There are no bio markers for ME/CFS that can be used for diagnosis. The criteria for diagnosis have therefore developed over the years and are consensus-based sets of core symptoms. All the criteria include newly-onset severe and persistent fatigue and stipulate that core symptoms must have persisted for at least 6 months. The newer Canadian Consensus Criteria differs from previous criteria in that PEM lasting at least 24 hours after physical or mental exertion is required for a diagnosis. By applying the Canadian Consensus Criteria, the prevalence of ME/CFS is estimated to be about 0,1% of the population.
Differentiating between ME/CFS and other diseases with long lasting fatigue, e.g. stress related exhaustion disorder, can be difficult. Studies show that half of patients referred to specialist clinics for suspicion of ME/CFS were shown to have other diseases after closer examination, mostly sleep or psychiatric disorders.

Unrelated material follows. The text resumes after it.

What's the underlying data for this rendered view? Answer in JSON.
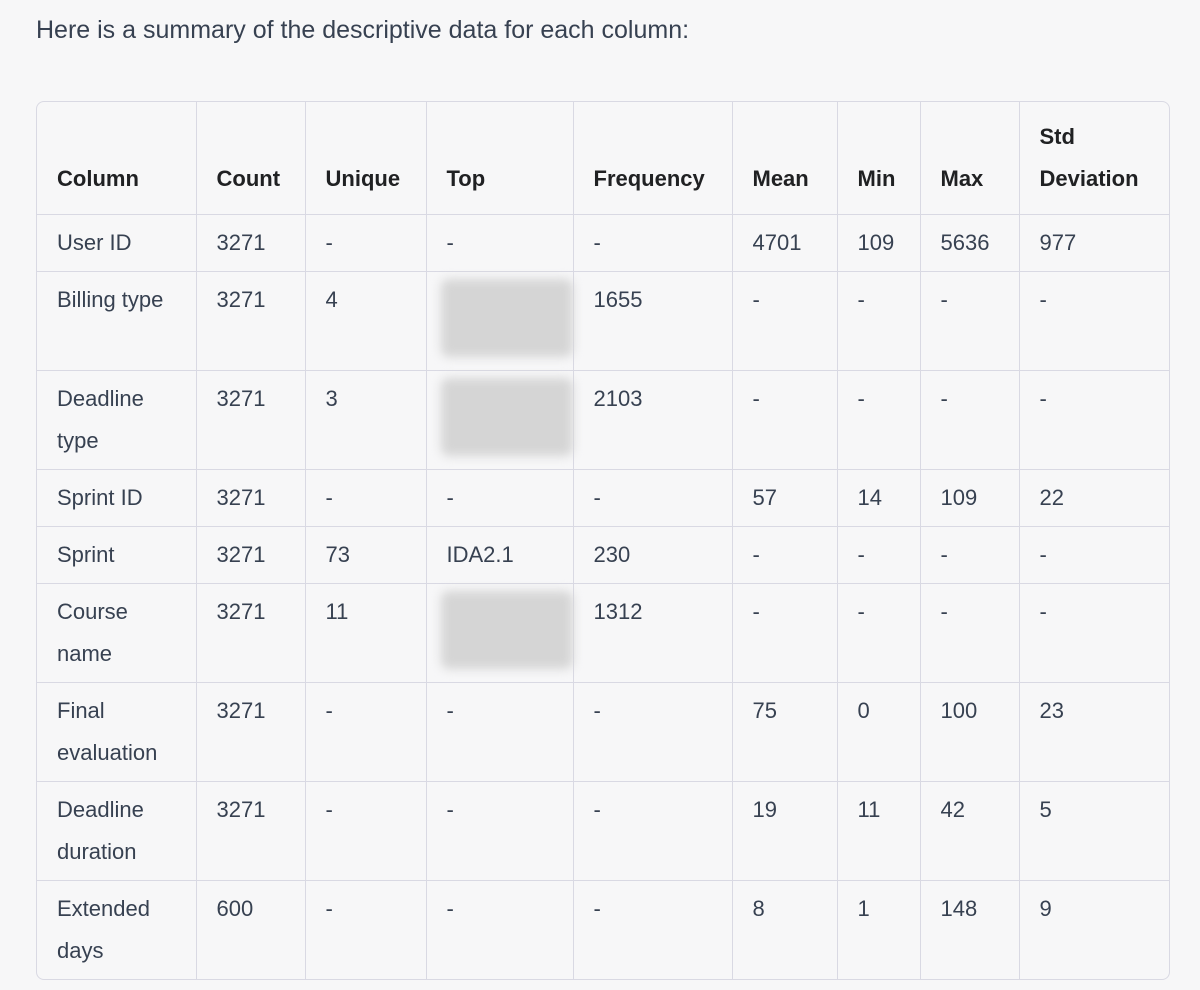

There is no curative treatment for ME/CFS. Health care therefore aims at relieving symptoms and supporting the patients in the management of their everyday lives.
Content of the report
This report is made up of four systematic reviews, conducted according to international guidelines. The first systematic review focuses on treatments and their effects on fatigue and PEM for persons with ME/CFS diagnosed with the Canadian Consensus Criteria. Treatments that aimed at relieving other symptoms, e.g. sleep problems or pain, or psychological therapies aimed at helping patients manage their disease were not included. Included studies were controlled clinical trials, with or without randomisation.
The second systematic review assesses prognosis for recovery and return to work, while the third investigates whether there are any prognostic factors for improvement and return to work. In the fourth systematic review, we explore how patients experience their health care by reviewing studies that used qualitative methods, such as interviews, to address this question.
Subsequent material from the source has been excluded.